Looking towards the Stagecoach Inn.





The Toy Shop.





The Stone Cottage.





Two more views of the Toy Shop.





The Town Well.





The Schoolhouse.







The covered bridge at the Shelburne Museum which is from Cambridge and built in 1845.





The Stagecoach Inn.





The Dorset House.





The Settlers' Barn.





The Sawmill.





The Settlers' House.





The outdoor oven.





The Dutton House.





The Webb Gallery.





The Stencil House.





The Lighthouse.





The Electra Havemeyer Webb Memorial Building.

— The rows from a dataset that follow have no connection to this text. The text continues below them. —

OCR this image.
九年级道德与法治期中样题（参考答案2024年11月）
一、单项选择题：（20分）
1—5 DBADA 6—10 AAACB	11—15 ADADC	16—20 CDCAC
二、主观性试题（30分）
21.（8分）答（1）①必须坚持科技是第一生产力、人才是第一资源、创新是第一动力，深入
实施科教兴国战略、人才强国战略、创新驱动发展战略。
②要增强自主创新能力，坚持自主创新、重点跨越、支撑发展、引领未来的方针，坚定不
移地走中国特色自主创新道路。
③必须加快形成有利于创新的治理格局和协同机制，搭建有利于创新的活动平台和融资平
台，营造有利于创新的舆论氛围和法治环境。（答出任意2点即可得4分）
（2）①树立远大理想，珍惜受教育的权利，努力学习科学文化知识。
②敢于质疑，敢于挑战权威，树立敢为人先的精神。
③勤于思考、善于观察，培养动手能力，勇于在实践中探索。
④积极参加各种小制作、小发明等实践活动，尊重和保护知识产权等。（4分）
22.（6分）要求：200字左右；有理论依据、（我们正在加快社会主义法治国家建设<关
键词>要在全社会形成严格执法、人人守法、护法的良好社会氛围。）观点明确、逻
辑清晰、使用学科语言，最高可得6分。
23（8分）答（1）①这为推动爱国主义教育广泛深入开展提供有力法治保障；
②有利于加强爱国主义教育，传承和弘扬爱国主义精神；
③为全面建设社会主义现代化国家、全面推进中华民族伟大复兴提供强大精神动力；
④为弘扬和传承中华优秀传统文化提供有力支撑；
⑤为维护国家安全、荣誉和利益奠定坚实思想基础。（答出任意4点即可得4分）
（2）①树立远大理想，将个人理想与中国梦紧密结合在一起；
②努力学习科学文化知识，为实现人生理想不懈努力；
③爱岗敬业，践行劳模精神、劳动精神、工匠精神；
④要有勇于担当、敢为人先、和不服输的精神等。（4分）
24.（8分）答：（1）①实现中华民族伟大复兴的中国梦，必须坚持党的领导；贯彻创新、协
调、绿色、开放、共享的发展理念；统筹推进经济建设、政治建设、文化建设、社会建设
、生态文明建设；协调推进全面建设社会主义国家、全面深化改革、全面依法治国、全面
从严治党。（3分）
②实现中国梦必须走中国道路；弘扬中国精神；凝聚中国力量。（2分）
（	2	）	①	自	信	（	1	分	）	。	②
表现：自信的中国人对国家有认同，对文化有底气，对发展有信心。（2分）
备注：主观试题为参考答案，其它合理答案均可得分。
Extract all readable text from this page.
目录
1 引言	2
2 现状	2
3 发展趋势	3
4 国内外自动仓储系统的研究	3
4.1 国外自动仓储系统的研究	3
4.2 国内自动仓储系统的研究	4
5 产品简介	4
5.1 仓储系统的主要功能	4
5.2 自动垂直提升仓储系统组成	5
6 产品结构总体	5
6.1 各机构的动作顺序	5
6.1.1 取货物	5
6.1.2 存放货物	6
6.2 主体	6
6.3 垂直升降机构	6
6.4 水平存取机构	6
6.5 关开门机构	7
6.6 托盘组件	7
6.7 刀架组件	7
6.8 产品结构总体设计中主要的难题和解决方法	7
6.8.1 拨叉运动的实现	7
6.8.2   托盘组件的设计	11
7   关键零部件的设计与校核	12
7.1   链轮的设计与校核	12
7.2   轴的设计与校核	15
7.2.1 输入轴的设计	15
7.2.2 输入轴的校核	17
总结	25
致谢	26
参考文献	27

Two views of the Ticonderoga.





Another view of the Lighthouse.





The Pizzagalli Center for Art and Education.





The Round Barn.





The Welcome Garden.





The Ticonderoga. I would like to thank the Shelburne Museum for letting us visit their museum today.

The Drive back to Rutland



Life is my highway when you can see Lake Champlain. On the return trip we would stop at covered bridges on the way back to Rutland.





The Spade Farm Covered Bridge, also called the Old Hollow Covered Bridge, built in 1850.







The Cooley Covered Bridge which was built in 1849 and carries Elm Street across Furnace Brook in Pittsford. It is one of a small number of bridges in the state that has a well-documented association with the 19th-century master bridgewright Nicholas M. Powers, who grew up nearby. It is one of four surviving 19th-century covered bridges in the town.







Gorham Covered Bridge built in 1841 by Abraham Owen and Nicholas M. Powers and carries Gorham Bridge Road across Otter Creek in a rural area of Pittsford and Proctor.





The Depot Covered Bridge built circa 1840 and carries Depot Hill Road over Otter Creek in Pittsford. It is one of Vermont's older covered bridges, underwent restoration in the 1980s and was subsequently reinforced with steel stringers.







The Hammond Covered Bridge spans Otter Creek in Pittsford and was built in 1842 by Asa Norse, originally carrying Kendall Hill Road, which now passes just to its south.





The Hammond Covered Bridge historical sign. Robin and I returned to Rutland and saw the Vermont Railroad Burlington-to-Rutland freight train coming into town so went to photograph it.





Green Mountain Railroad GP40 304, ex. HATX 400, exx. CSXT 6532, nee Baltimore and Ohio 3756 built by Electro-Motive Division in 1971.





We saw the freight coming but then it stopped to switch.





Vermont Railroad GP40-2LW 310, ex. HLCX 9650, nee Canadian National 9650 built by Electro-Motive Division 1976.





Vermont Railroad GP40-2 303, ex. HLCX 509, nee Boston and Maine 314 built by Electro-Motive Division in 1977.





Two views of the Vermont Railroad Burlington-to-Rutland freight. We returned to the Days Inn to get ready for the NRHS Banquet.

NRHS Banquet 6/19/2015

Robin and I drove across the highway to the Holiday Inn and parked then waited for the room to open and sat at Table 23 along with my dear friend Skip Waters from Texas who had my new NRHS membership card. I had Prime Rib and Robin had the fish; both were really good. We raised over $4,027 for RailCamp. Our speaker was Jerry Hebda, who showed a power point presentation on the Vermont Rail System: Past, Present and Future. Once that ended it was announced that one could not park at the train station the next morning due to the Farmer's Market. Robin and I returned to the Days Inn and called it a night.